Why drivers in 2040 won’t need a license
Google’s attempts to create autonomous cars is both well-known and well on its way to a reality. The major impediments are simply working out all the conceivable contingencies of liability and making the technology inexpensive enough that in 27 years nearly everyone will have a self-driving car.
Most of us first encountered the concept of a self-driving car in the movie Total Recall, inspired by Philip K. Dick’s short story We Can Remember It For You Wholesale, starring Arnold Swarzenegger as Douglas Quaid/Hauser. He gets a ride from a friendly robotic taxicab called JohnnyCab. The robot driver is pictured above.
An organization called the Institute of Electrical and Electronics Engineers believes autonomous cars will be the dominant form of personal transportation in the future, comprising as much as 75 percent of cars on the road by 2040.
In pursuit of this future, several manufacturers, including General Motors, Audi and BMW, are already testing autonomous vehicle systems.
Alan Taub, vice president of global research and development for GM, stated in a 2011 news release, the brand could have robotic cars available by 2020.
Google tests have involved a modified self-driving Toyota Prius, and Nevada actually issued the first license to an autonomous vehicle last May, on behalf of Google’s experimental model, enabling further testing in that state.
A Bee in the Bonnet
Self-driving cars use radar, GPS location plus built-in cameras to find their way.. Data describing obstacles, traffic signals and lanes plus information from signs goes into the vehicle's computer – this is used to compute a route, taking into consideration many more variables, such as current traffic and elevation gain or loss, than the world’s greatest mental wizard ever could. Adding new data as it navigates the route, the robotic car can even drive safely in unfamiliar territory.
We’re just guessing, but big 4X4’s that’ll cross the Continental Divide on a dicey four-wheel-drive road, while you catch a few Z’s in a backseat hammock, may be a bit further off than autonomous passenger cars. Besides, who would want to sleep crossing the Great Divide that way?
Initially the tired old bugaboo of inadequate infrastructure raised its ugly head as the main reason self-driving cars would not work. Though it might be possible to construct a road to fool a robotic car, the degree to which they can navigate the roads of today is phenomenal and will only improve as cars begin to talk to each other and learn to use automotive etiquette above and beyond anything mankind has ever mastered.
Vehicle intercommunication will allow traffic to flow more freely, ultimately eliminating traffic lights, signs and even speed limits, not to mention driver’s licenses.
Because autonomous cars can be set to follow at a set distance, mimicking the actions of the car in front, individual passenger cars will be able to form high-speed trains – achieving speeds safely in tight formation that would be thought reckless today – or a level of precision driving rivaling the flight maneuvers of the Blue Angels.

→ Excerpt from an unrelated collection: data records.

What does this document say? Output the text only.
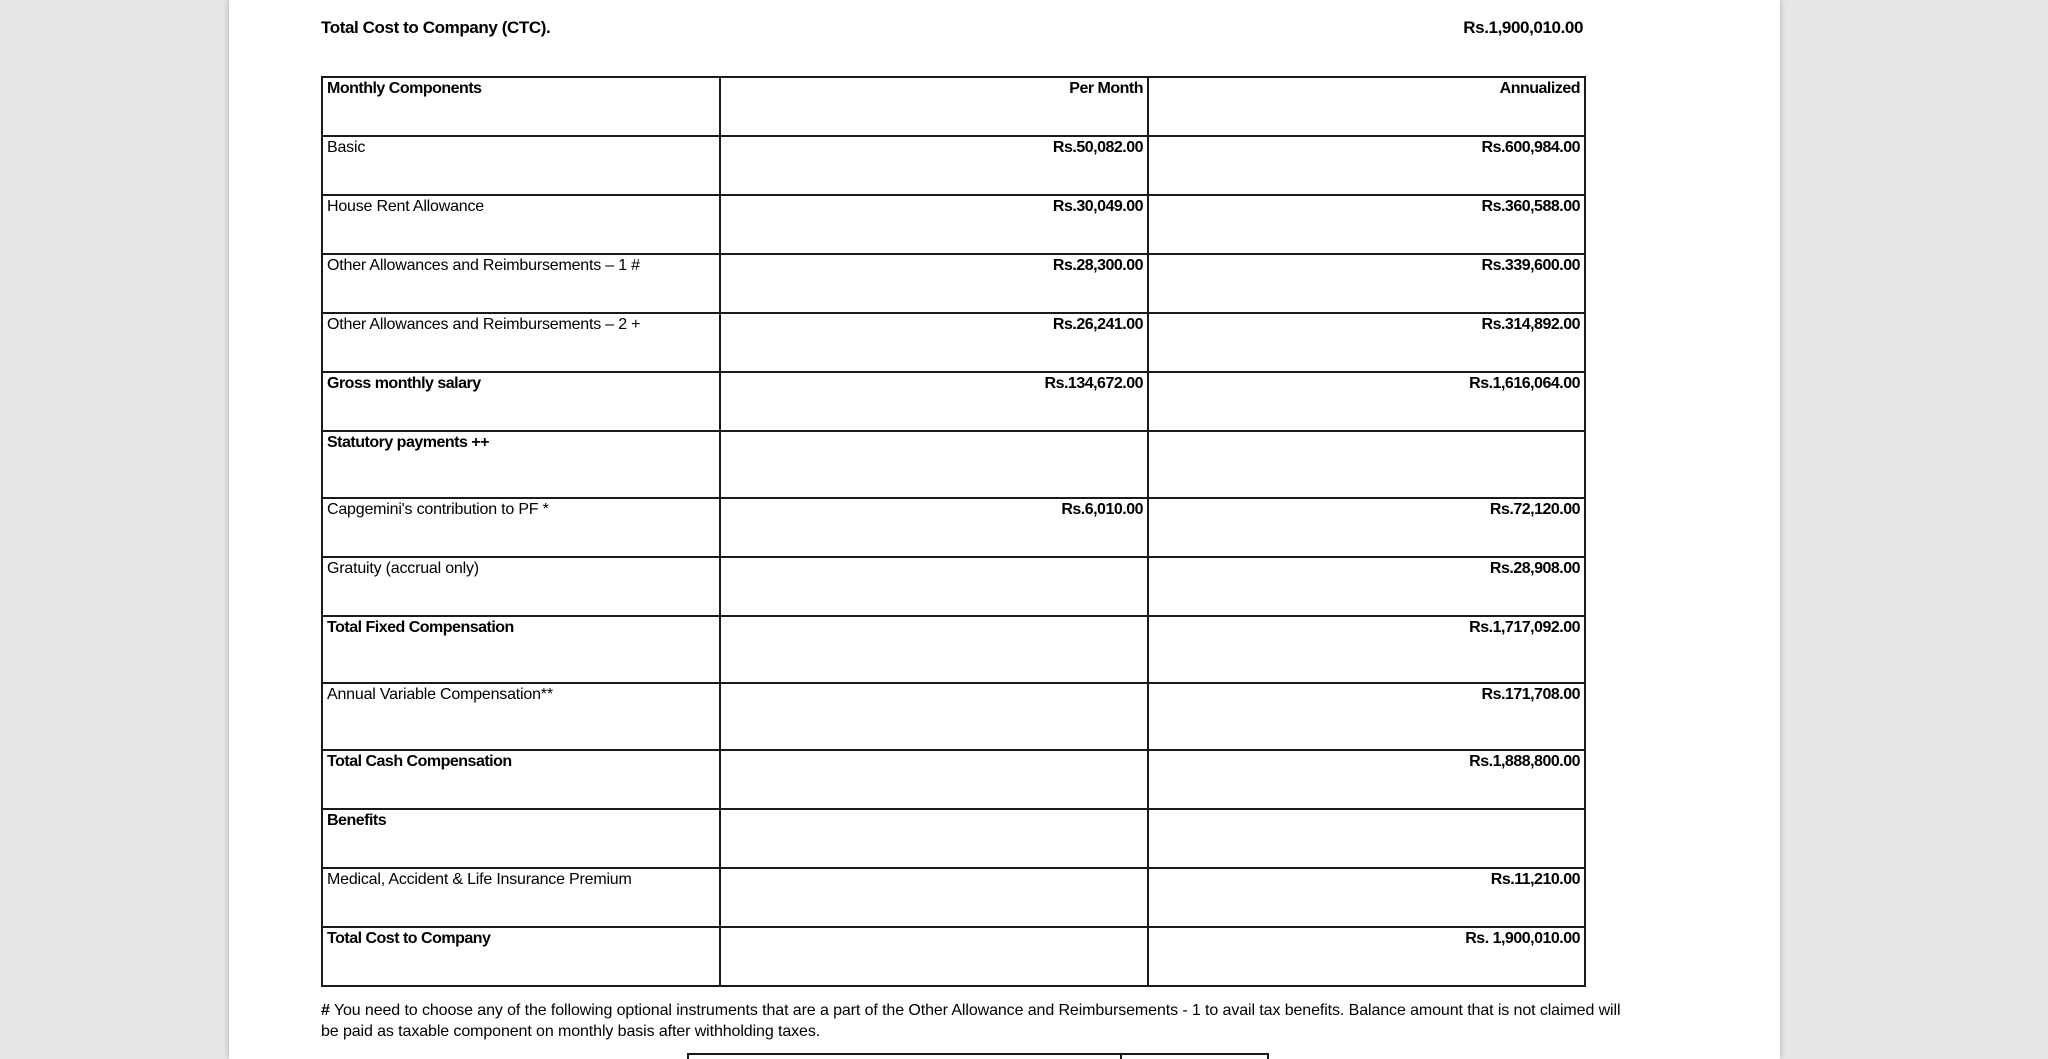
Total Cost to Company (CTC).	Rs.1,900,010.00
Monthly Components	Per Month	Annualized
Basic	Rs.50,082.00	Rs.600,984.00
House Rent Allowance	Rs.30,049.00	Rs.360,588.00
Other Allowances and Reimbursements – 1 #	Rs.28,300.00	Rs.339,600.00
Other Allowances and Reimbursements – 2 +	Rs.26,241.00	Rs.314,892.00
Gross monthly salary	Rs.134,672.00	Rs.1,616,064.00
Statutory payments ++		
Capgemini's contribution to PF *	Rs.6,010.00	Rs.72,120.00
Gratuity (accrual only)		Rs.28,908.00
Total Fixed Compensation		Rs.1,717,092.00
Annual Variable Compensation**		Rs.171,708.00
Total Cash Compensation		Rs.1,888,800.00
Benefits		
Medical, Accident & Life Insurance Premium		Rs.11,210.00
Total Cost to Company		Rs. 1,900,010.00
# You need to choose any of the following optional instruments that are a part of the Other Allowance and Reimbursements - 1 to avail tax benefits. Balance amount that is not claimed will be paid as taxable component on monthly basis after withholding taxes.
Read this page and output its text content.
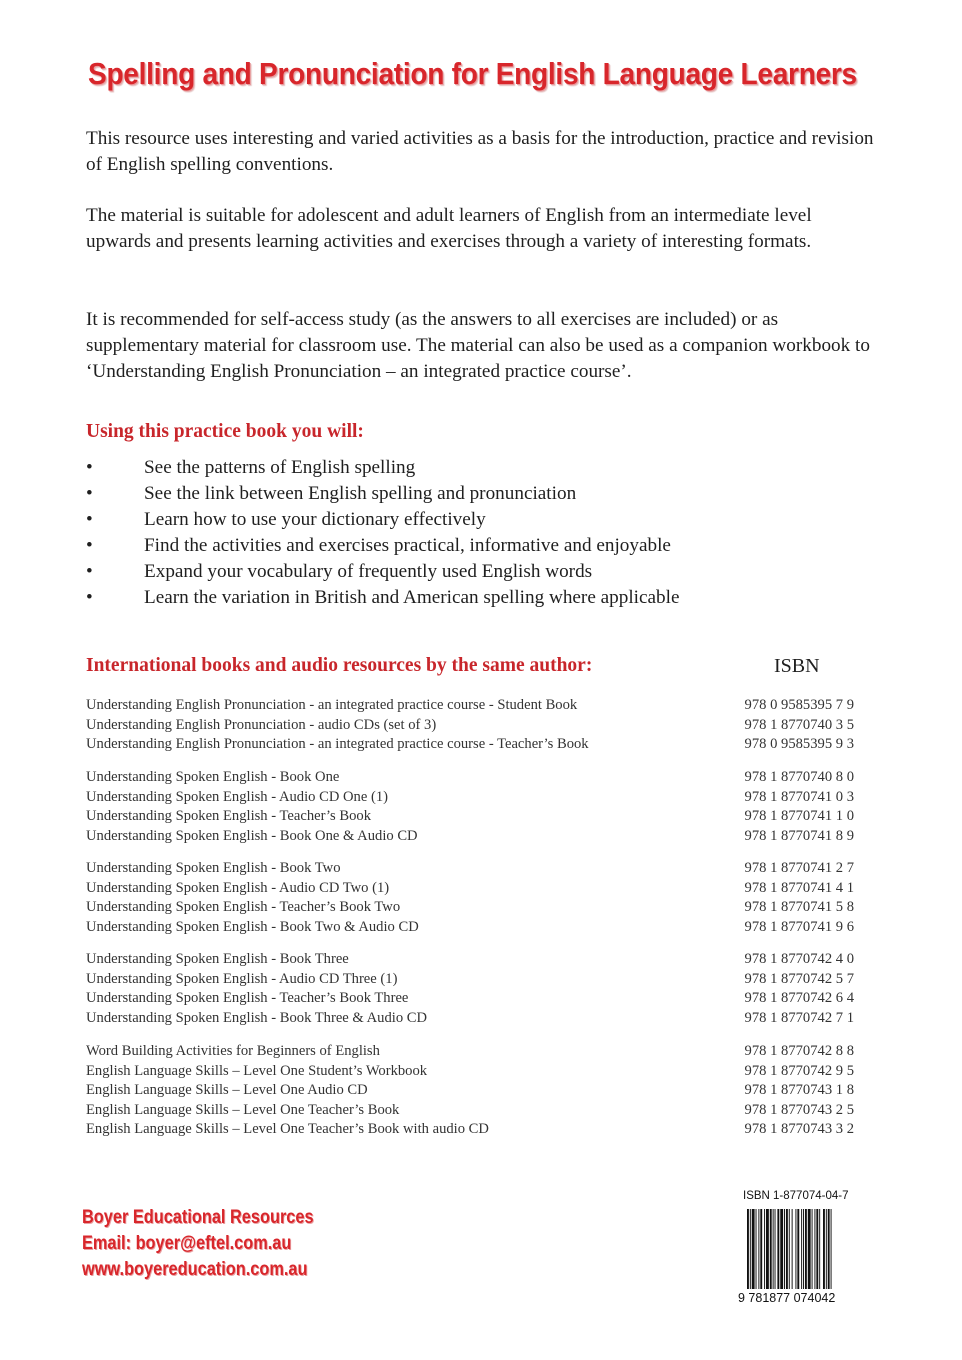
Spelling and Pronunciation for English Language Learners

This resource uses interesting and varied activities as a basis for the introduction, practice and revision of English spelling conventions.

The material is suitable for adolescent and adult learners of English from an intermediate level upwards and presents learning activities and exercises through a variety of interesting formats.

It is recommended for self-access study (as the answers to all exercises are included) or as supplementary material for classroom use. The material can also be used as a companion workbook to ‘Understanding English Pronunciation – an integrated practice course’.

Using this practice book you will:

•	See the patterns of English spelling
•	See the link between English spelling and pronunciation
•	Learn how to use your dictionary effectively
•	Find the activities and exercises practical, informative and enjoyable
•	Expand your vocabulary of frequently used English words
•	Learn the variation in British and American spelling where applicable

International books and audio resources by the same author:	ISBN

Understanding English Pronunciation - an integrated practice course - Student Book	978 0 9585395 7 9
Understanding English Pronunciation - audio CDs (set of 3)	978 1 8770740 3 5
Understanding English Pronunciation - an integrated practice course - Teacher’s Book	978 0 9585395 9 3
Understanding Spoken English - Book One	978 1 8770740 8 0
Understanding Spoken English - Audio CD One (1)	978 1 8770741 0 3
Understanding Spoken English - Teacher’s Book	978 1 8770741 1 0
Understanding Spoken English - Book One & Audio CD	978 1 8770741 8 9
Understanding Spoken English - Book Two	978 1 8770741 2 7
Understanding Spoken English - Audio CD Two (1)	978 1 8770741 4 1
Understanding Spoken English - Teacher’s Book Two	978 1 8770741 5 8
Understanding Spoken English - Book Two & Audio CD	978 1 8770741 9 6
Understanding Spoken English - Book Three	978 1 8770742 4 0
Understanding Spoken English - Audio CD Three (1)	978 1 8770742 5 7
Understanding Spoken English - Teacher’s Book Three	978 1 8770742 6 4
Understanding Spoken English - Book Three & Audio CD	978 1 8770742 7 1
Word Building Activities for Beginners of English	978 1 8770742 8 8
English Language Skills – Level One Student’s Workbook	978 1 8770742 9 5
English Language Skills – Level One Audio CD	978 1 8770743 1 8
English Language Skills – Level One Teacher’s Book	978 1 8770743 2 5
English Language Skills – Level One Teacher’s Book with audio CD	978 1 8770743 3 2
Boyer Educational Resources
Email: boyer@eftel.com.au
www.boyereducation.com.au
ISBN 1-877074-04-7
9 781877 074042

“Because self driving cars will be separated by sensors, they will be able to safely travel on highways, even moving at speeds of up to 100 miles per hour,” according to Dr. Aberto Broggi, an institute senior member and professor of computer engineering at the University of Parma in Italy.
Since the only requirement is being able to relay a desired destination to the vehicle, in theory, anyone will be able to use a car, regardless of age or ability. Shoot we have known people whose pets could probably operate these cars!
At which point, what good is a driver’s license?
We can even envision a toddler, if able to open the car and say Grandma, being whisked away on their own, except for the obvious safeguards that would prevent this from happening. Kids are hard enough to keep track of now!
Getting back to the future
Getting some drivers to accept self-driving cars will be a challenge, stated Jeffrey Miller, an institute member and computer systems associate professor at the University of Alaska Anchorage.
Drivers may be reluctant to give up control – we know people who can’t even ride buses or planes without serious stress attacts. Others would rather be driven about anyway and will gladly give up what is to them simply a chore.
That’s why the new blind spot alerts, rear traffic alerts, adaptive cruise control, lane keepers, doze alerts and so on are conditioning us to rely upon our vehicles more. Chances are it will happen so slowly we will be like the bullfrogs in a slowly warming pan of water – the idea of jumping doesn’t even occur to them.
Shucks, some cars will even park for you right now – that’ll teach you to trust your car by doing something well many people don’t even like to try – parallel parking.
Would all of this innovation happened anyway or as quickly without the CAFE requirements? We will never know for sure.